I have a Master of Social Work which I got late in life - just 6 years ago - and I'm 54. My job experience is varied but I have been trying to find a social work job. However the competition is intense as there are not enough jobs; this was verified by the man at the unemployment office. Social services are being cut and people being laid off. So I am thinking I will have to try to find something else but not sure how to go about it. Apply for retail or some kind of office job and be told I'm overqualified/overeducated? Leave the advanced degree off my resume (as someone advised me)? I have tried applying for customer service positions since my last job was partly customer service for a health care company, but most of those are also sales. I can't do sales; I've tried.

I have tried applying at temporary or other employment agencies but I don't hear back.

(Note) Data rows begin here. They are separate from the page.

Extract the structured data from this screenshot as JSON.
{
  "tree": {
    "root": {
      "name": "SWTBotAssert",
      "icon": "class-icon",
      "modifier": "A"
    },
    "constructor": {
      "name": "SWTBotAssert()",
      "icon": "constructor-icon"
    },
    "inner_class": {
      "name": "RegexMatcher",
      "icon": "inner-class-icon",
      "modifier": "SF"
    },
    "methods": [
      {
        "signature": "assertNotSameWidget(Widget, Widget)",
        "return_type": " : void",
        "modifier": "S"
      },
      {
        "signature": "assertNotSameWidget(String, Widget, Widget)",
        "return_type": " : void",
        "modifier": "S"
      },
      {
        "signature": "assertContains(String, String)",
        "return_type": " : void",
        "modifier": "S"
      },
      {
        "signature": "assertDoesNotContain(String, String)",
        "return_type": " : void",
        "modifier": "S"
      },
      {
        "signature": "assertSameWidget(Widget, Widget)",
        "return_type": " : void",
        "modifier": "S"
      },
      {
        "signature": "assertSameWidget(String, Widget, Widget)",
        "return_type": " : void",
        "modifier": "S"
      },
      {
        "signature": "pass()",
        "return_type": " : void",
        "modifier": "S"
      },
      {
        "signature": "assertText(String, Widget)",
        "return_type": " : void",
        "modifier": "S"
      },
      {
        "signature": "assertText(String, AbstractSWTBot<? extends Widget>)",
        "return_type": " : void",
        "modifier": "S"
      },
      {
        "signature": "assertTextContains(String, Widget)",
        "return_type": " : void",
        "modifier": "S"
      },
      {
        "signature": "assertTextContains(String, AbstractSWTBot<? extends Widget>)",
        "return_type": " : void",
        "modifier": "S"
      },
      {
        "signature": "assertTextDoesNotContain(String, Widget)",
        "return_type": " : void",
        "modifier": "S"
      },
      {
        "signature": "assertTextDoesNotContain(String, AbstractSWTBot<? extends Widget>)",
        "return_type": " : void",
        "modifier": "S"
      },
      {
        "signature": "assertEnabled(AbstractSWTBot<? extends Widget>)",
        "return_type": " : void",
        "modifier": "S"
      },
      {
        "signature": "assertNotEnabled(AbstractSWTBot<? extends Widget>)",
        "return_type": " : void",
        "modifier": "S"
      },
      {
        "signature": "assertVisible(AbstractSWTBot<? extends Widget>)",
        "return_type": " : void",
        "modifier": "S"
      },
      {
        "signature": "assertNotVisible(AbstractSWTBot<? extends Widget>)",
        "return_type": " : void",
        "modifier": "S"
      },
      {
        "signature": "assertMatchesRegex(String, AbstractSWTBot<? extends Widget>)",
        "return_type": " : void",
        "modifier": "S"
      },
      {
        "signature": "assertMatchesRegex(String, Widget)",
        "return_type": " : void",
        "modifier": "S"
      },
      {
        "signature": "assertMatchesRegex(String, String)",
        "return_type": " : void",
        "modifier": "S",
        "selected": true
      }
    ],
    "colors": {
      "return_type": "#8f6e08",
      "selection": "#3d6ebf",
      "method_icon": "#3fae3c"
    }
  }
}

In fact I don't hear back for most things I apply for! My resume and cover letters are well written. I get lots of advice but no real help..... no attempts at networking have led anywhere...volunteering hasn't led anywhere....

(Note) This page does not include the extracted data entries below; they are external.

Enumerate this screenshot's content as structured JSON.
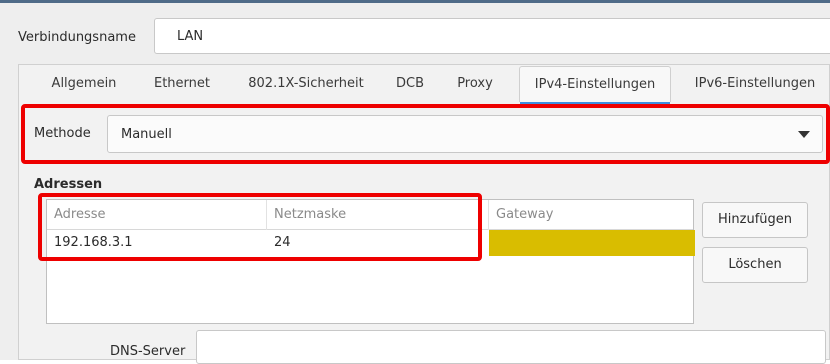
{
  "connection": {
    "name_label": "Verbindungsname",
    "name_value": "LAN"
  },
  "tabs": [
    {
      "label": "Allgemein"
    },
    {
      "label": "Ethernet"
    },
    {
      "label": "802.1X-Sicherheit"
    },
    {
      "label": "DCB"
    },
    {
      "label": "Proxy"
    },
    {
      "label": "IPv4-Einstellungen",
      "active": true
    },
    {
      "label": "IPv6-Einstellungen"
    }
  ],
  "method": {
    "label": "Methode",
    "value": "Manuell"
  },
  "addresses": {
    "title": "Adressen",
    "columns": [
      "Adresse",
      "Netzmaske",
      "Gateway"
    ],
    "rows": [
      {
        "address": "192.168.3.1",
        "netmask": "24",
        "gateway": ""
      }
    ],
    "add_button": "Hinzufügen",
    "delete_button": "Löschen"
  },
  "dns": {
    "label": "DNS-Server",
    "value": ""
  },
  "colors": {
    "highlight_red": "#ee0000",
    "tab_underline": "#3d8ee0",
    "gateway_cell": "#d9bd00"
  }
}
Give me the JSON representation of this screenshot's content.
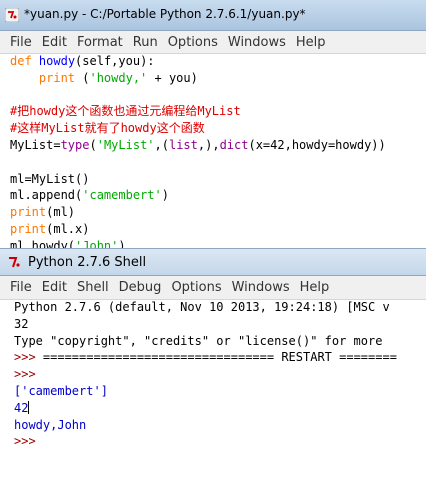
{
  "editor": {
    "title": "*yuan.py - C:/Portable Python 2.7.6.1/yuan.py*",
    "menu": [
      "File",
      "Edit",
      "Format",
      "Run",
      "Options",
      "Windows",
      "Help"
    ],
    "code": {
      "def": "def",
      "l1_name": "howdy",
      "l1_rest": "(self,you):",
      "print": "print",
      "l2_open": " (",
      "l2_str": "'howdy,'",
      "l2_rest": " + you)",
      "comment1": "#把howdy这个函数也通过元编程给MyList",
      "comment2": "#这样MyList就有了howdy这个函数",
      "l5_a": "MyList=",
      "type": "type",
      "l5_b": "(",
      "l5_str": "'MyList'",
      "l5_c": ",(",
      "list": "list",
      "l5_d": ",),",
      "dict": "dict",
      "l5_e": "(x=42,howdy=howdy))",
      "l7": "ml=MyList()",
      "l8_a": "ml.append(",
      "l8_str": "'camembert'",
      "l8_b": ")",
      "l9_rest": "(ml)",
      "l10_rest": "(ml.x)",
      "l11_a": "ml.howdy(",
      "l11_str": "'John'",
      "l11_b": ")"
    }
  },
  "shell": {
    "title": "Python 2.7.6 Shell",
    "menu": [
      "File",
      "Edit",
      "Shell",
      "Debug",
      "Options",
      "Windows",
      "Help"
    ],
    "banner1": "Python 2.7.6 (default, Nov 10 2013, 19:24:18) [MSC v",
    "banner2": "32",
    "banner3": "Type \"copyright\", \"credits\" or \"license()\" for more",
    "prompt": ">>>",
    "restart": " ================================ RESTART ========",
    "out1": "['camembert']",
    "out2": "42",
    "out3": "howdy,John"
  },
  "colors": {
    "keyword": "#ff7700",
    "builtin": "#900090",
    "string": "#00aa00",
    "definition": "#0000ff",
    "comment": "#dd0000",
    "prompt": "#a00000",
    "stdout": "#0000cc"
  }
}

Believe it or not I'm not feeling hopeless or depressed most of the time (I am I think in a pretty good space as far as recovering from depression) but I am starting to feel useless and like I won't be able to do any kind of job, and that it would be too hard to work around other people since I'm so isolated!

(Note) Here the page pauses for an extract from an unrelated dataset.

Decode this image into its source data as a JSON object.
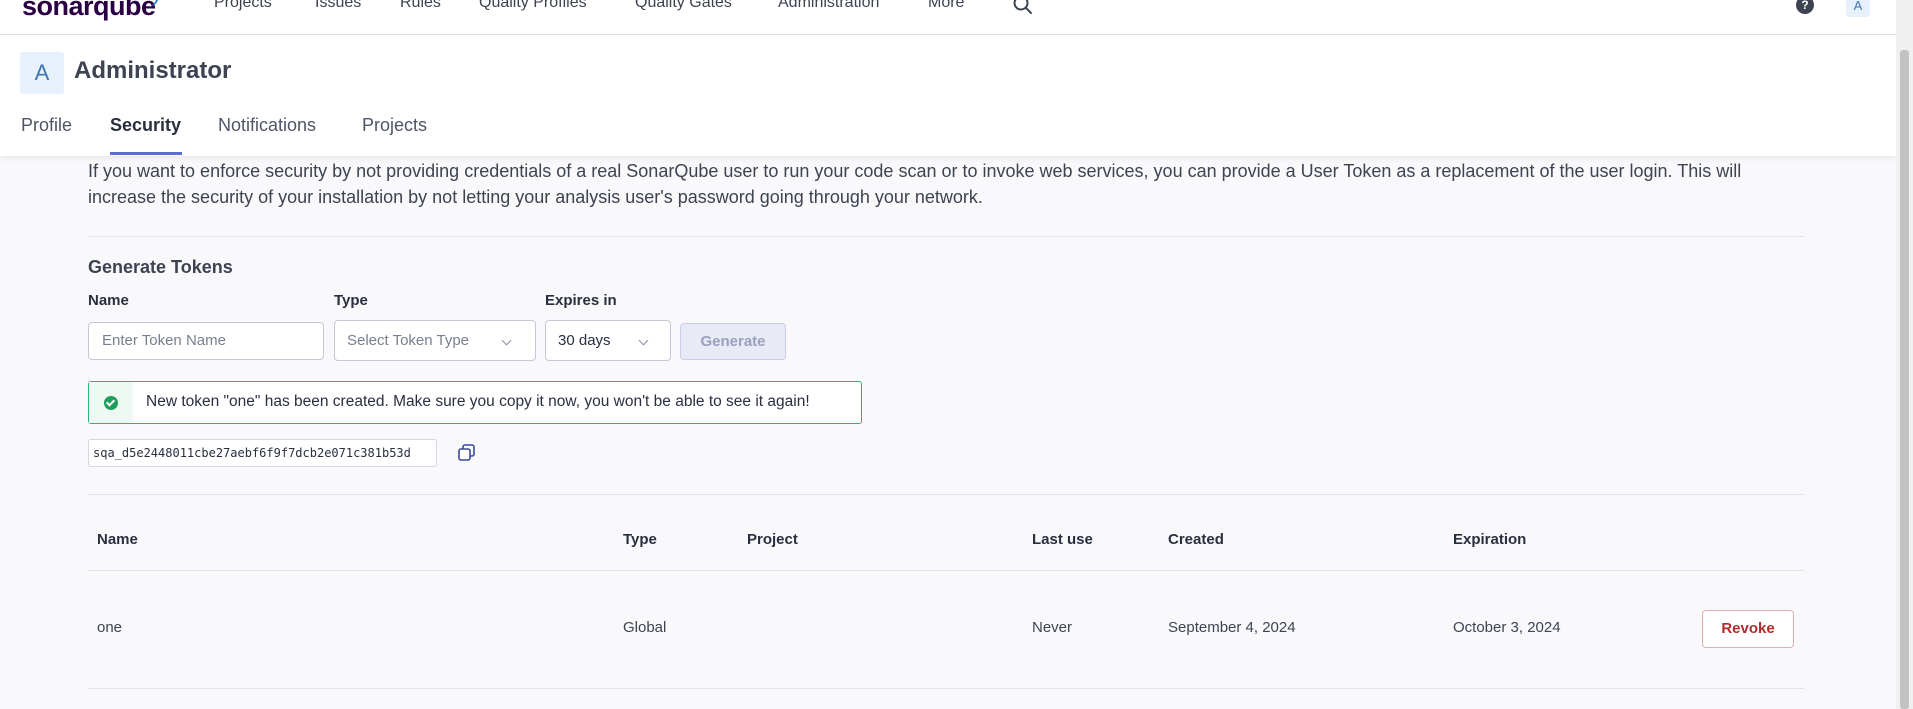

Well I just wanted to put this out there. Maybe there are others in similar situations. I'm not opposed to real suggestions but tired of empty advice.

(And yes, I have gotten interviews - about one every 2 months)
Even though I am not exactly in your situation, I can understand what you are going through. Not financially but professionally. I am am a public school SLP with enough years and savings to retire at the end of this school year. That's nice but then what? I am to the point where I feel that I have contributed all I can to the present situation but after that, what??? Like you, I feel the need to be active, productive and contributory.
I noted in your posts a couple of tings that we as professionals are aware of but sometimes don't see in our won thinking. You mentioned a feeling of uselessness, that can be a difficult load to bear. You also indicated that it might do no good to start your own business. Both of those seem like negative predictions.
A couple of suggestions/querstions. About how much are you getting from unemployment? Have you considered trying to return to school and get a teaching certificate? Have you explored any nearby colleges that might need adjunct faculty? Here in TN, a substitute teacher with a degree makes about $75 a day. If schools near you need subs, that might be somewhat of a bridge to help you until something appears.
I had no idea that layoffs were hitting so close to home until my psychologist got laid off by the hospital. Hard times indeed.